Spoleto onora San Ponziano: il monito del Vescovo Boccardo

Spoleto onora San Ponziano: il monito del Vescovo Boccardo

 San Ponziano a Spoleto: l’appello per i giovani e la vita

SPOLETO – Mercoledì 14 gennaio 2026, la comunità spoletina si è ritrovata unita per onorare il proprio patrono, partendo dal suggestivo Ponte Sanguinario – teatro del martirio avvenuto nel 175 d.C. – per poi confluire nella maestosa cornice della Cattedrale. Qui, durante un Pontificale solenne che ha visto la partecipazione delle massime cariche civili e militari della provincia, l’Arcivescovo Renato Boccardo ha pronunciato un’omelia che ha scosso le coscienze, affrontando temi di bruciante attualità con un linguaggio diretto e intriso di una profonda umanità, come riporta il comunicato di Francesco Carlini, Ufficio stampa diocesano Archidiocesi di Spoleto-Norcia.

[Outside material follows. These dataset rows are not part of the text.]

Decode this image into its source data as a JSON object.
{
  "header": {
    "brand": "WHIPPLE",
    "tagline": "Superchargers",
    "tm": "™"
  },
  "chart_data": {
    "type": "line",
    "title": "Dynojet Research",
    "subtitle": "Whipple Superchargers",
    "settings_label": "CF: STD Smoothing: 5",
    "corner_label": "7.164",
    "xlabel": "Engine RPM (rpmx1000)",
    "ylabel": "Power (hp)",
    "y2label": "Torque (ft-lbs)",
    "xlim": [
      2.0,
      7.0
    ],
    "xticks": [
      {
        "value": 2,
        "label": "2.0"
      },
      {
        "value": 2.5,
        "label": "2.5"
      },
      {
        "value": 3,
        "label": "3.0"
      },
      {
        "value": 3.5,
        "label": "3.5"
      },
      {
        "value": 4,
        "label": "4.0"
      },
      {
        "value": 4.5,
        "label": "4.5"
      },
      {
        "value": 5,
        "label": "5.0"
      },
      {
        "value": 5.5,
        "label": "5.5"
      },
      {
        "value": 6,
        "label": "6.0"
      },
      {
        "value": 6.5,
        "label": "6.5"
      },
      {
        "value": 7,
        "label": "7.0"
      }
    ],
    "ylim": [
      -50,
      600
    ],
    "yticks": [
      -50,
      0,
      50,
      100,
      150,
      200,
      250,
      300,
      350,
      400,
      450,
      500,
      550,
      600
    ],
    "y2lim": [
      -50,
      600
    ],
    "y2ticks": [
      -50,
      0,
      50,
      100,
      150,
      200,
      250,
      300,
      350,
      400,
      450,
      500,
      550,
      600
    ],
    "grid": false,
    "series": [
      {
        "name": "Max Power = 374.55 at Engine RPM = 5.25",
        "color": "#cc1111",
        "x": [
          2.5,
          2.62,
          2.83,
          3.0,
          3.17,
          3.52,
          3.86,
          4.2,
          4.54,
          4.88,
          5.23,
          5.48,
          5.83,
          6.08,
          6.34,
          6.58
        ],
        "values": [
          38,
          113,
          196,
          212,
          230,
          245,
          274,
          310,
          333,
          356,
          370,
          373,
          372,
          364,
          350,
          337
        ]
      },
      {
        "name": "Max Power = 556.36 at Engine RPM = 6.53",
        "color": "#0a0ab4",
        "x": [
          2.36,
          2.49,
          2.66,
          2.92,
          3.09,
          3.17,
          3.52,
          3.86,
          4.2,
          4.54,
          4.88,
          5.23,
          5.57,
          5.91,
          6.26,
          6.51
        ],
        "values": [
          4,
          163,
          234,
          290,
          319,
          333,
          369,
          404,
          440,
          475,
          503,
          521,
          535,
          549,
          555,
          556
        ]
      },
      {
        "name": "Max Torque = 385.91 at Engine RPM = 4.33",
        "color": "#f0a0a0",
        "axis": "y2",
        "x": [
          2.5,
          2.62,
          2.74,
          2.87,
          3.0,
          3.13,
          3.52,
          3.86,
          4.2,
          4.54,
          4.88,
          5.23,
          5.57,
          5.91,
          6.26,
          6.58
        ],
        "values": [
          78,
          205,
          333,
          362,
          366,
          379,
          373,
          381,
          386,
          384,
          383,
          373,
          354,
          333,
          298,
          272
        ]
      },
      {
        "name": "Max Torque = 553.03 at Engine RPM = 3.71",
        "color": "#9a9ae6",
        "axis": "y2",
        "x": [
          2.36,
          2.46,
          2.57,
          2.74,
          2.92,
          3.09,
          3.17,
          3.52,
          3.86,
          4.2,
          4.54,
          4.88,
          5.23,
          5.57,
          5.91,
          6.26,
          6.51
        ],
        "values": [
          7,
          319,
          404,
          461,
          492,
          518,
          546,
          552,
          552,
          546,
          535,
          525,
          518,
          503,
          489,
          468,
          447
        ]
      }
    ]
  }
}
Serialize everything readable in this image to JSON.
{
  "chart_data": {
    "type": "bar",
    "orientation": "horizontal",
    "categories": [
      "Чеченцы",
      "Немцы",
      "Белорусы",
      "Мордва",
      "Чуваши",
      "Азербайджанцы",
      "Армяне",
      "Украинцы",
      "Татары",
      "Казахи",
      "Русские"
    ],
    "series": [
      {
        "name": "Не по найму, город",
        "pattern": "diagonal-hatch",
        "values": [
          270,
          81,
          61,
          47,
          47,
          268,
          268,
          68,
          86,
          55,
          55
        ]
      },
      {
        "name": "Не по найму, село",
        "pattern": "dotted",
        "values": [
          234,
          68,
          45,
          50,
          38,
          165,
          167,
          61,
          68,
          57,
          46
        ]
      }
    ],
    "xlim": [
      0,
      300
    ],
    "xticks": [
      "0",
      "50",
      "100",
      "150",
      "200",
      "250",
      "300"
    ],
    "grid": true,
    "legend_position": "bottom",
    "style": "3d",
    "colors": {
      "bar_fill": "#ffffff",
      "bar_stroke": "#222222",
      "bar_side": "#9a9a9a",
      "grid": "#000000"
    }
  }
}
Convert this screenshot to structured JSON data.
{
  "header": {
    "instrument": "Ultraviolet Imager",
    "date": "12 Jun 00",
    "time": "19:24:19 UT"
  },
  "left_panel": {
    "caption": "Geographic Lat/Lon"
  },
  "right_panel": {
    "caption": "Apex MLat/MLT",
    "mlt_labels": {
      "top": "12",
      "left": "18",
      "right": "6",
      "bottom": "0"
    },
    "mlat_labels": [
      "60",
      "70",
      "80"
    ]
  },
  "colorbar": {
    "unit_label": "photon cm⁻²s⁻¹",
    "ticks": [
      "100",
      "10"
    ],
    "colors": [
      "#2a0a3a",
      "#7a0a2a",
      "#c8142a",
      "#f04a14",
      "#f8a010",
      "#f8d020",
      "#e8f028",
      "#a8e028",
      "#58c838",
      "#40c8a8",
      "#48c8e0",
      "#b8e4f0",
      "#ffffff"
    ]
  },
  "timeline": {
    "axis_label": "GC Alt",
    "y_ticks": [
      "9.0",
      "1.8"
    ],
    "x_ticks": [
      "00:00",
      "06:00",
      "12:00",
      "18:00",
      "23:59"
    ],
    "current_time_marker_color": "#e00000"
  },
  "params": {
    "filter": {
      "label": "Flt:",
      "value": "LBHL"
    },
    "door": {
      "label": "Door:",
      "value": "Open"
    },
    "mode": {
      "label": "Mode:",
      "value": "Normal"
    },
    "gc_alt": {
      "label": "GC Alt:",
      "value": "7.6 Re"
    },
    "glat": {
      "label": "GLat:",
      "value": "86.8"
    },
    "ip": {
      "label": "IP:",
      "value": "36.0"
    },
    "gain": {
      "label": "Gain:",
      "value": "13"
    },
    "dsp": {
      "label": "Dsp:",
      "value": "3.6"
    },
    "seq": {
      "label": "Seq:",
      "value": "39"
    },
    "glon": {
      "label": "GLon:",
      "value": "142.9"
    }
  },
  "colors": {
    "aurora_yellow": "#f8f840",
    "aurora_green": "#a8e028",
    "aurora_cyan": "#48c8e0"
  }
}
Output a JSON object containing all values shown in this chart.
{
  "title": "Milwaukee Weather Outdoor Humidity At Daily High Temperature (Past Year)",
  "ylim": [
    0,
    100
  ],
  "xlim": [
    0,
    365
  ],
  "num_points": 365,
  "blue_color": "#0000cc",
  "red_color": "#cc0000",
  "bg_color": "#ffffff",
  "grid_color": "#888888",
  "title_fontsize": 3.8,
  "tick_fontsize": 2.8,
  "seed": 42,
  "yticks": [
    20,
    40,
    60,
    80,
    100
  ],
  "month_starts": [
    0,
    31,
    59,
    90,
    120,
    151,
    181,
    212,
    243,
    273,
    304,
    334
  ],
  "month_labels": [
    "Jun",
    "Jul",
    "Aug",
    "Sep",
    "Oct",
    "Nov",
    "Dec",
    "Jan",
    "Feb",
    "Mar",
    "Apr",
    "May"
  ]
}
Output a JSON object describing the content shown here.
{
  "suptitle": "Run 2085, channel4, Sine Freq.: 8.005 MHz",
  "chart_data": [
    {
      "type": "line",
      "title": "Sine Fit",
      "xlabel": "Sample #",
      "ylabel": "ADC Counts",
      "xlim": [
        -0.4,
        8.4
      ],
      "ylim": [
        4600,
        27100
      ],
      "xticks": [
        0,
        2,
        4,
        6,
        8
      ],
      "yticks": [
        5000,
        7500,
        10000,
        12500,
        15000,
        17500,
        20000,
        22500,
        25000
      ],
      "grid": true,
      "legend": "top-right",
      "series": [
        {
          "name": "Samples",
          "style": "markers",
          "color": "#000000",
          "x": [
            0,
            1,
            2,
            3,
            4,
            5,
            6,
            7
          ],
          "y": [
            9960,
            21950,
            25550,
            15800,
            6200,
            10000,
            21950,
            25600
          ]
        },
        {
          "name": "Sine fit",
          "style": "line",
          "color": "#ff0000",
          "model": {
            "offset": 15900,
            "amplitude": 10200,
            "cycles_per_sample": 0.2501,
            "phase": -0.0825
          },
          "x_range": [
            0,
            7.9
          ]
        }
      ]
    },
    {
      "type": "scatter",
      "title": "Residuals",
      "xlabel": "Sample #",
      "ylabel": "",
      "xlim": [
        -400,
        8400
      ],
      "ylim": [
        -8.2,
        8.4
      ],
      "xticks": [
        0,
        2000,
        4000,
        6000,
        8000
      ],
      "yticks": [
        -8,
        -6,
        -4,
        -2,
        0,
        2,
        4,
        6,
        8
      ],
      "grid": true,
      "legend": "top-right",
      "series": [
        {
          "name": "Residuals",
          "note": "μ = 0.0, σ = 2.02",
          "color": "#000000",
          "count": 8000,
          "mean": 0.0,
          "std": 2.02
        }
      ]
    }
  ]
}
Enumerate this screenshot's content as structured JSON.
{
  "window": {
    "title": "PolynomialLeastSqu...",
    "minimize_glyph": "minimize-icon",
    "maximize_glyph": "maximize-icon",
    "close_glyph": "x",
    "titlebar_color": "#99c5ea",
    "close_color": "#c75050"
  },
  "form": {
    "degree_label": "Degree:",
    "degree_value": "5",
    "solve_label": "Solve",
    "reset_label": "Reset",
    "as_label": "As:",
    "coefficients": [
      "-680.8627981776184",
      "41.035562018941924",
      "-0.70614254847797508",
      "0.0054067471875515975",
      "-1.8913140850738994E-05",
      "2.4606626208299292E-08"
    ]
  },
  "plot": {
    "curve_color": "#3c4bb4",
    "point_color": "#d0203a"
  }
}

Il fulcro del messaggio vescovile si è concentrato sulla dignità intrinseca di ogni esistenza, anche quando segnata dal dolore. Monsignor Boccardo ha preso una posizione netta contro le spinte verso la legalizzazione del suicidio assistito, oggi spesso celebrato sotto la bandiera  dell’autodeterminazione. Citando le parole cariche di speranza del musicista Giovanni Allevi, il presule ha ricordato che la sofferenza non toglie valore alla vita, ma ne svela la sacralità. “Una vita vale perché ha una direzione, non perché è priva di ferite”, ha sottolineato l’Arcivescovo, mettendo in guardia da una visione della modernità che rifiuta il limite e la fragilità, considerandoli pesi da eliminare anziché momenti di crescita comune.

L’analisi del Vescovo si è poi spostata sulle ferite visibili della città di Spoleto, con un atto di accusa durissimo verso il degrado che colpisce le nuove generazioni. Boccardo ha denunciato con vigore la facilità con cui agli adolescenti vengono venduti alcol e tabacco nelle piazze cittadine, parlando di un’impunità che offende il futuro della comunità. Il richiamo alla responsabilità è stato collettivo: ha invocato famiglie capaci di essere autentiche scuole di vita, ha chiesto protezione per i bambini dall’egoismo degli adulti e ha rivolto un appello pressante alla classe politica affinché anteponga il bene pubblico alle logiche di schieramento o agli interessi personali.

La Chiesa spoletina si è dichiarata pronta a condividere fatiche e progetti per sollevare le sofferenze dei malati, sostenere i deboli e ricomporre i conflitti sociali. L’Arcivescovo ha evidenziato come l’amore verso Dio debba necessariamente tradursi in impegno civile, poiché la fede non è una fuga dalla realtà, ma una spinta a costruire una società più giusta e vivace. Sotto la protezione di San Ponziano, la Diocesi è stata esortata a riscoprire la gioia di guardare avanti, infondendo nei cittadini l’energia necessaria per progettare un domani dove ogni individuo si senta amato, perdonato e, soprattutto, parte attiva di una storia luminosa e solidale.